# Trek 3200 Composite Frame: Need Info?



## 5am (Mar 9, 2005)

I have a chance to pick up a Trek 3200 composite frame from a local used bike parts dealer for $150.00. However, I can find little or no information on this frame such as when it was in production, specs, qualities good or bad, etc. I checked on the Trek website, but seems nothing there. Google search didn't produce much of anything either (though I'm not the best searcher). The frame is in excellent shape and includes an aluminum fork. If I could find more info on this frame I thought perhaps it might become a good build project. Anyone here have any experience with this frame? Anything special I should know? Any info appreciated.


----------



## Dave Hickey (Jan 27, 2002)

5am said:


> I have a chance to pick up a Trek 3200 composite frame from a local used bike parts dealer for $150.00. However, I can find little or no information on this frame such as when it was in production, specs, qualities good or bad, etc. I checked on the Trek website, but seems nothing there. Google search didn't produce much of anything either (though I'm not the best searcher). The frame is in excellent shape and includes an aluminum fork.

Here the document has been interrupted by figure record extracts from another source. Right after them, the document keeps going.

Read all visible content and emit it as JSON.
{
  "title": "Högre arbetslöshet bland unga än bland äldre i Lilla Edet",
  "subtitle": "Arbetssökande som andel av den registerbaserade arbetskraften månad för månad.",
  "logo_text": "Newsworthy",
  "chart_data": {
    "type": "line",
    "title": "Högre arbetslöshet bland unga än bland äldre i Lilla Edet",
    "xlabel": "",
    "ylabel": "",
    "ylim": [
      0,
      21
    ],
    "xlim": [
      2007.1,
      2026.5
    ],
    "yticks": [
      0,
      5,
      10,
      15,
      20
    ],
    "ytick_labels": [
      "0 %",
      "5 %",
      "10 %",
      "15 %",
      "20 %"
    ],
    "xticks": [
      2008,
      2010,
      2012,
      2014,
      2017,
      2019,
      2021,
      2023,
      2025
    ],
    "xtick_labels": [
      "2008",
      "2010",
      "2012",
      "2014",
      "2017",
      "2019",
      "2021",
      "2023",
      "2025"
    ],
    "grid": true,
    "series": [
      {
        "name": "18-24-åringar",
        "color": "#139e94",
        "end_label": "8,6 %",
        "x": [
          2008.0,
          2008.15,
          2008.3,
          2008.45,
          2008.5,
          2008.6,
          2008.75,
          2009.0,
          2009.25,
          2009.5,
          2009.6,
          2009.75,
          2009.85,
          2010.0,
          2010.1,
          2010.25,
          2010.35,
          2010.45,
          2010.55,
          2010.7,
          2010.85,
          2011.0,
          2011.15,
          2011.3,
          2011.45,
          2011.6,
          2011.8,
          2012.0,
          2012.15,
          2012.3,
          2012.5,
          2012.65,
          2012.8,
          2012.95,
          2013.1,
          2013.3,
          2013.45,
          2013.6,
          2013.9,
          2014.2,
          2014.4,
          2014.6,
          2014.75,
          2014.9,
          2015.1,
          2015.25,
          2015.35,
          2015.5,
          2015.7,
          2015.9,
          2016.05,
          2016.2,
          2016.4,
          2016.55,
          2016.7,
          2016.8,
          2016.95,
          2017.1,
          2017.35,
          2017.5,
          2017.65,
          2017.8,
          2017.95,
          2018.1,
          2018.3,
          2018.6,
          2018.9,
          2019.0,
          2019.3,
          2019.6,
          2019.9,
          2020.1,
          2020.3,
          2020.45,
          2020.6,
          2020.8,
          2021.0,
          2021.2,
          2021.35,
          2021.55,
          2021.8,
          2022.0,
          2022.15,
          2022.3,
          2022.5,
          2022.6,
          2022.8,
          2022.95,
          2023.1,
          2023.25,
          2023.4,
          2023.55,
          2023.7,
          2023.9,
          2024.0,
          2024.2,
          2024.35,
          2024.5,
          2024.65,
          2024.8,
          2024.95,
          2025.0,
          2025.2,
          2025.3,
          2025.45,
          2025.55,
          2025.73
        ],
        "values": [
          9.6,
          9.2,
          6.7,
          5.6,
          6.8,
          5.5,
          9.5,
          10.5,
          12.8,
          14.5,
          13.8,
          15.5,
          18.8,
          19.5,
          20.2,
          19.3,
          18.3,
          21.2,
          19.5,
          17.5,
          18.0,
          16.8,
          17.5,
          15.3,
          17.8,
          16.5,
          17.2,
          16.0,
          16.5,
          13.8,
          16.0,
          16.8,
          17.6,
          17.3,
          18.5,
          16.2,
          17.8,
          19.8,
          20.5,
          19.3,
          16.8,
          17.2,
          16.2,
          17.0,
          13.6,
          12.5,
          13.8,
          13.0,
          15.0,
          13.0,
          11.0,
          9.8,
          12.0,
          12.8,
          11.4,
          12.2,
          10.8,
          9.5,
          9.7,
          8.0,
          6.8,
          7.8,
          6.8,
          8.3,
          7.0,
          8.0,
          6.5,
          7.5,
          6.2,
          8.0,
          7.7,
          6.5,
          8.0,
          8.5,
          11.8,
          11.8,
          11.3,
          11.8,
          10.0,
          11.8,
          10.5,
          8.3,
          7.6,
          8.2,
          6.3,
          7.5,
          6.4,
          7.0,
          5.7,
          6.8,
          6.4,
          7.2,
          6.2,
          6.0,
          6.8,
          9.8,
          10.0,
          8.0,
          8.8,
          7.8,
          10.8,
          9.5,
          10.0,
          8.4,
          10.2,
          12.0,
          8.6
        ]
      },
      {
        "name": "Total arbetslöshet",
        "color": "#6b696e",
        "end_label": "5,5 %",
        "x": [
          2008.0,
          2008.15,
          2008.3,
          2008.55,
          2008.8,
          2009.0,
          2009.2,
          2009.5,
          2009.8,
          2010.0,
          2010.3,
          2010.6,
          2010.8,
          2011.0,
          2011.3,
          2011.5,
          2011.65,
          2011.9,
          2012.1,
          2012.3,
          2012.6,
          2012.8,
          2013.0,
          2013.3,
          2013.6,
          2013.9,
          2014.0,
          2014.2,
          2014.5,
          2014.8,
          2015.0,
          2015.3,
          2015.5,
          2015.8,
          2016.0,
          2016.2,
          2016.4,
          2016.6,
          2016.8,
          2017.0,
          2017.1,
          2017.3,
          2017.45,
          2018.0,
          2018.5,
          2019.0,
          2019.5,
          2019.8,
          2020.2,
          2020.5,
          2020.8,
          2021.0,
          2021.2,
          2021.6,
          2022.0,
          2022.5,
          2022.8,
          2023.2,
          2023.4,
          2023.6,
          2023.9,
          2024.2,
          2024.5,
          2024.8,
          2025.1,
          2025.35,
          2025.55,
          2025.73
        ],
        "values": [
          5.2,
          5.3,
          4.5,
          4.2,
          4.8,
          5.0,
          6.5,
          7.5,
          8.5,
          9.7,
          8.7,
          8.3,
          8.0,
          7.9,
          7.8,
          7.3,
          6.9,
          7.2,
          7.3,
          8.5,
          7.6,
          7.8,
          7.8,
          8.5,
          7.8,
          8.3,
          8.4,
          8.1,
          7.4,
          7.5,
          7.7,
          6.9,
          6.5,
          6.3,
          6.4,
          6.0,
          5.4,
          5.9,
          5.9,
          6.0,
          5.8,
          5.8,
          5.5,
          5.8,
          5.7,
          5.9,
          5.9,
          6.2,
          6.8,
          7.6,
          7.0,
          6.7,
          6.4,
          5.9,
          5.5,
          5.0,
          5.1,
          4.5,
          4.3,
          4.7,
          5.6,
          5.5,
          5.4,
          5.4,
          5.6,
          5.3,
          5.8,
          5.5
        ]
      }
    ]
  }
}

If I could find more info on this frame I thought perhaps it might become a good build project. Anyone here have any experience with this frame? Anything special I should know? Any info appreciated.

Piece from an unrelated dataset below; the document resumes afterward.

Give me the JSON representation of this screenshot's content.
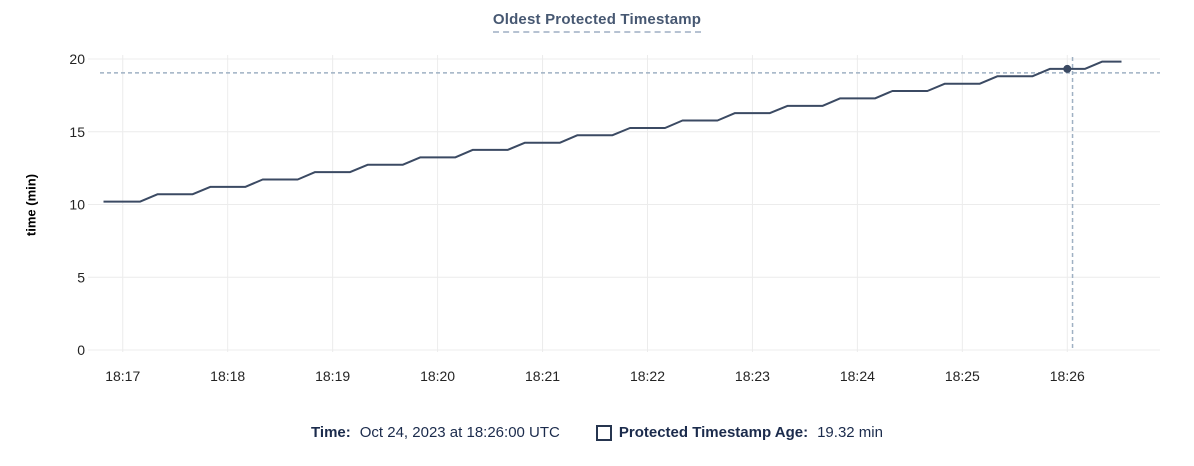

I'm by no means a Trek expert but are you sure it's a 3200? I've seen 5200 and the old carbon tubed, aluminum lugged 2300, but I've never seen a 3200.


----------



## 5am (Mar 9, 2005)

Yes, it has a big white decal on the rear down tube with "3200" written on it. The top tube says "Composite". Never seen one like this before. I checked the bottom bracket for a serial number. Stamped there is three lines:

2500 82
51 0405
979797

Can't make heads or tails out of the stamped number though.


----------



## Bob1010 (Aug 17, 2003)

*3200*

I think that was produced in the mid-late 80's....aluminum lugs and carbon tubes tinted green? Had one and found it to flex considerably..I would check the joints very carefully as there were some problems with the joints bonding as these were the first acrbon bikes built by Trek...


----------



## Bikerchris (Apr 10, 2005)

*The frame says "2300". Trust me.*

There ain't no animal numbered "3200". Go back and take a look.


----------



## Sam-squatch (10 mo ago)

Dave Hickey said:


> I'm by no means a Trek expert but are you sure it's a 3200? I've seen 5200 and the old carbon tubed, aluminum lugged 2300, but I've never seen a 3200.


----------



## Sam-squatch (10 mo ago)

This is what I'm looking for info on. It seems to be a mountain bike, but I think it's considered a hybrid. The guy says it has disc brakes. Doesn't look like an 80s bike considering I'm old enough to remember those days haha. I'm trying to locate some brakes and can't find any info about this bike either.


----------